Le poids du parc collectif indique le nombre de bâtiments concernés par une procédure d'assemblée générale, et les données de Prusy le montrent nettement. On relève 1.87 personne(s) par logement, 91 % de propriétaires occupants, 8 diagnostics publiés par l'ADEME, en zone climatique H1b. Ces valeurs ne décident d'aucun projet à elles seules, mais elles fixent l'ordre de grandeur dans lequel un chiffrage à Prusy est crédible.
Dernier paramètre, le financement du reliquat : sur le cas type à Prusy, le reste à charge d'un ménage très modeste ressort à 6 000 € après aide ANAH et prise en charge de l'accompagnement. Étalé sur quinze ans en éco-prêt à taux zéro, cela représente de l'ordre de 35 € par mois, à comparer aux 1 480 € d'économie annuelle attendue sur la facture d'énergie.

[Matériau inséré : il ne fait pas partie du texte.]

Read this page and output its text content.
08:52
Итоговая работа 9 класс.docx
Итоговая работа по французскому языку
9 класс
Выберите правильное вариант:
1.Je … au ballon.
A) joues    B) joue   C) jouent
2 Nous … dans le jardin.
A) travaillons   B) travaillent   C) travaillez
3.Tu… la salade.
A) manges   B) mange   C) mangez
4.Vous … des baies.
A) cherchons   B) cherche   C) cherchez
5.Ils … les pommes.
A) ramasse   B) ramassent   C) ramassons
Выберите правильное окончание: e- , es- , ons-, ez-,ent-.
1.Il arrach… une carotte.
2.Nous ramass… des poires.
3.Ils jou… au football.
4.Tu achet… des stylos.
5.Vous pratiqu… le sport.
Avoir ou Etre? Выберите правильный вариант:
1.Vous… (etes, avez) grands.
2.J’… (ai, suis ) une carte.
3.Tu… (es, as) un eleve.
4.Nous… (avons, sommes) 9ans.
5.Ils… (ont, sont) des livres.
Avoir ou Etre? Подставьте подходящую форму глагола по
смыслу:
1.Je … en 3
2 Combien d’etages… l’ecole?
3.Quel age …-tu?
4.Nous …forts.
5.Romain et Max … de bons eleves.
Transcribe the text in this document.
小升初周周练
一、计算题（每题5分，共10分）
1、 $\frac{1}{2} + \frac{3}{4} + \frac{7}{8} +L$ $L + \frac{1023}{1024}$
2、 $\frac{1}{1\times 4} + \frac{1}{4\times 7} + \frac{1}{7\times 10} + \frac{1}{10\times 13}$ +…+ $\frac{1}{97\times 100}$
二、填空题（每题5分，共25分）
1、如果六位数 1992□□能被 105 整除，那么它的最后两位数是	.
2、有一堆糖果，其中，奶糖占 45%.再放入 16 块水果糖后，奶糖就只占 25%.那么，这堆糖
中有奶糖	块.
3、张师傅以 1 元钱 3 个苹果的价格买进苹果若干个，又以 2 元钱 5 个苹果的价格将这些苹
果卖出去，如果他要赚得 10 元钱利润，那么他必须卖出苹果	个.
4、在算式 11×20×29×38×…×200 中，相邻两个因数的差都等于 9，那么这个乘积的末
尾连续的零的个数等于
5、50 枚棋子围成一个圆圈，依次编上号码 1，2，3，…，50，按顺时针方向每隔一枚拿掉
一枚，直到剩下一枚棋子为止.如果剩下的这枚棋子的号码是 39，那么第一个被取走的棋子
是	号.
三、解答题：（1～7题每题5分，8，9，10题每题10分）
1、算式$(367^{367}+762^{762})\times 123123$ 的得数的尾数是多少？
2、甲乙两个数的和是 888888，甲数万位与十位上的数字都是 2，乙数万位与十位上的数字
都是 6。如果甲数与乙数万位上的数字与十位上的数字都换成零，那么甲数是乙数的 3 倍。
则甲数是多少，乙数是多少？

En cas de contrôle sur site à Prusy : la mention de un gain d'au moins 35 % de consommation conventionnelle sur le devis, la qualification RGE de un maître d'œuvre mandaté par le syndicat, et la levée des réserves lot par lot. Un dossier complet sécurise jusqu'à 32 000 € d'aide ; un dossier incomplet suspend le versement jusqu'à régularisation.
Le parc local commande la faisabilité : sur 45 résidences principales, on estime 45 maisons individuelles (100 %) à Prusy. Le calendrier de convocation et la majorité applicable y devient l'arbitrage dominant, bien avant le choix de matériau, pour un programme voté en assemblée générale.
Le relais de proximité compte autant que le barème national : à Prusy est rattachée à CC du Chaourçois et du Val d'Armance. Les conseillers France Rénov' de ce périmètre valident la cohérence du projet de un programme voté en assemblée générale et signalent les dispositifs locaux cumulables.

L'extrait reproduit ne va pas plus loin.